Overcoming Catastrophic Forgetting in Federated Class-Incremental Learning via Federated Global Twin Generator
Keywords: federated learning, continual learning, federated continual learning, generative model
Abstract: Federated Class-Incremental Learning (FCIL) increasingly becomes essential in the decentralized setting, where it enables multiple participants to collaboratively train a global model to perform well on a sequence of tasks without sharing their private data. In FCIL, conventional Federated Learning algorithms such as FedAvg often suffer from catastrophic forgetting, resulting in significant performance declines on earlier tasks. Recent works based on generative models produce synthetic images to help mitigate this issue across all classes. However, these approaches' testing accuracy in previous classes is still much lower than recent classes, i.e., having better plasticity than stability. To overcome these issues, this paper presents Federated Global Twin Generator (FedGTG), an FCIL framework that exploits generative-model training on the global side without accessing client data. Specifically, the server trains a data generator and a feature generator to create two types of information from all seen classes. Then, it sends the synthetic data to the client.
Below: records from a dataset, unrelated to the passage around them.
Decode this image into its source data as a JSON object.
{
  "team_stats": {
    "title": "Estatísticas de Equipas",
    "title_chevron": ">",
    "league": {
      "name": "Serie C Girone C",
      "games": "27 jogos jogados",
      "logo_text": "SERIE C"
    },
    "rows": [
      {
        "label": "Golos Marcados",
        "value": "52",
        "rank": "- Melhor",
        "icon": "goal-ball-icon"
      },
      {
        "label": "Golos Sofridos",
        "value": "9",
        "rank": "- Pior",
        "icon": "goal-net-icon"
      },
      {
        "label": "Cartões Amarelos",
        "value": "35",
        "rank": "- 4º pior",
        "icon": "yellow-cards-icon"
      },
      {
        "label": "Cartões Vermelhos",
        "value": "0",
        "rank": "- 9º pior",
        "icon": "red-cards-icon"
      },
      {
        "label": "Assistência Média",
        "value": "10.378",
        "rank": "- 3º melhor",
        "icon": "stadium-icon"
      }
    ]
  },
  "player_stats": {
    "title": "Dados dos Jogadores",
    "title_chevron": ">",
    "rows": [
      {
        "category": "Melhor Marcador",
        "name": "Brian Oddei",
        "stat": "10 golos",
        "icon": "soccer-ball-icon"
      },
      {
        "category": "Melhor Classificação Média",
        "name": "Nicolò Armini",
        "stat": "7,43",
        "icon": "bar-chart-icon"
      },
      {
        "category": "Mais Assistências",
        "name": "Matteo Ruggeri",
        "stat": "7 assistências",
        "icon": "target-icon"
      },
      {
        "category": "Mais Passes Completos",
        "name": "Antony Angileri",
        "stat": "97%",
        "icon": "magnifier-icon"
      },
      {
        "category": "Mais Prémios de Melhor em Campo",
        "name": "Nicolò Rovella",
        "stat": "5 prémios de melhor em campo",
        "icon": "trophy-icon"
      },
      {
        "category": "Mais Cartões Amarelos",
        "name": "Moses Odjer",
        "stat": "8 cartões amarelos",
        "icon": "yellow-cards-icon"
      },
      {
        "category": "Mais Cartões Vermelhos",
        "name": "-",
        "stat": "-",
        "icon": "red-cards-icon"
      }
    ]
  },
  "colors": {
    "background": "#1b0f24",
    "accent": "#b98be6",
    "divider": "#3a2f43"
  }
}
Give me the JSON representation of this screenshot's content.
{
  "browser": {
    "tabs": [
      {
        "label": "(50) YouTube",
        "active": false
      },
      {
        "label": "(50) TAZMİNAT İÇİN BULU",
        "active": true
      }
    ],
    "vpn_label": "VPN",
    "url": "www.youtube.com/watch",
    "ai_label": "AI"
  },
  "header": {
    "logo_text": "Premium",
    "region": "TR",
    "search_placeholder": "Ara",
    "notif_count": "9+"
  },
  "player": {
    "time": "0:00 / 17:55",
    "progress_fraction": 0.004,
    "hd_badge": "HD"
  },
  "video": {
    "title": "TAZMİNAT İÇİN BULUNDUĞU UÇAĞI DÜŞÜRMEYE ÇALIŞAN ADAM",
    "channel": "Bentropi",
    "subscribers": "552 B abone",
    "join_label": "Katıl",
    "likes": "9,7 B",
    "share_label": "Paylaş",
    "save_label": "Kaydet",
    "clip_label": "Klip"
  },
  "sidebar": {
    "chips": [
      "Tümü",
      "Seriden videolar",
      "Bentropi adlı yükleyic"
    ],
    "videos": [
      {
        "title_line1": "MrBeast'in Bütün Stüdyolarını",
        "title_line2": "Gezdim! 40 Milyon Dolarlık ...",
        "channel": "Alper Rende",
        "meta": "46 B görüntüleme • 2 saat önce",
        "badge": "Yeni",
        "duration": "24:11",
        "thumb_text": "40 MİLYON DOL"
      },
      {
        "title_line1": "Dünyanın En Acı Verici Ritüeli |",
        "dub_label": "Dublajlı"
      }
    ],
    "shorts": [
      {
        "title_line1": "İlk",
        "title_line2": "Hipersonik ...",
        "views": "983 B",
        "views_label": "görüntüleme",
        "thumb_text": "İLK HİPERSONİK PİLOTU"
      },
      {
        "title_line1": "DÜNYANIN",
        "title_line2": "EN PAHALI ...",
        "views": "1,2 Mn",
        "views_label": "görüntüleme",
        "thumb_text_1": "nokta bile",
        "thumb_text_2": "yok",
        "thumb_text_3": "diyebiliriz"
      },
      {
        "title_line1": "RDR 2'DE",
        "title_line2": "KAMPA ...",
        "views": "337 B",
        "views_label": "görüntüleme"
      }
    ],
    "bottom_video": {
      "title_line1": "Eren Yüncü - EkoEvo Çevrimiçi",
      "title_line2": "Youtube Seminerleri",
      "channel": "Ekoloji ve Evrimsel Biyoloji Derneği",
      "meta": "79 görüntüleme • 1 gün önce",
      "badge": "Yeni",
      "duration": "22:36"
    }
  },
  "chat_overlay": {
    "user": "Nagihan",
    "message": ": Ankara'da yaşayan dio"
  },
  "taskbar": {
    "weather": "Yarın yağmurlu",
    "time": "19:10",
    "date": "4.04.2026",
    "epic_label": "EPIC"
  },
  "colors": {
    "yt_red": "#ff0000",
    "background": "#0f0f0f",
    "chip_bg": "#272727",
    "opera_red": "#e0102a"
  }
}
The clients then use feature-direction-controlling losses to make the local models retain knowledge and learn new tasks well. We extensively analyze the robustness of FedGTG on natural images and its ability to converge to flat local minima and achieve better predicting confidence (calibration). Experimental results on CIFAR-10, CIFAR-100, and tiny-ImageNet demonstrate the improvements in accuracy and forgetting measures of FedGTG as well as the robustness of domain shifts compared to previous frameworks.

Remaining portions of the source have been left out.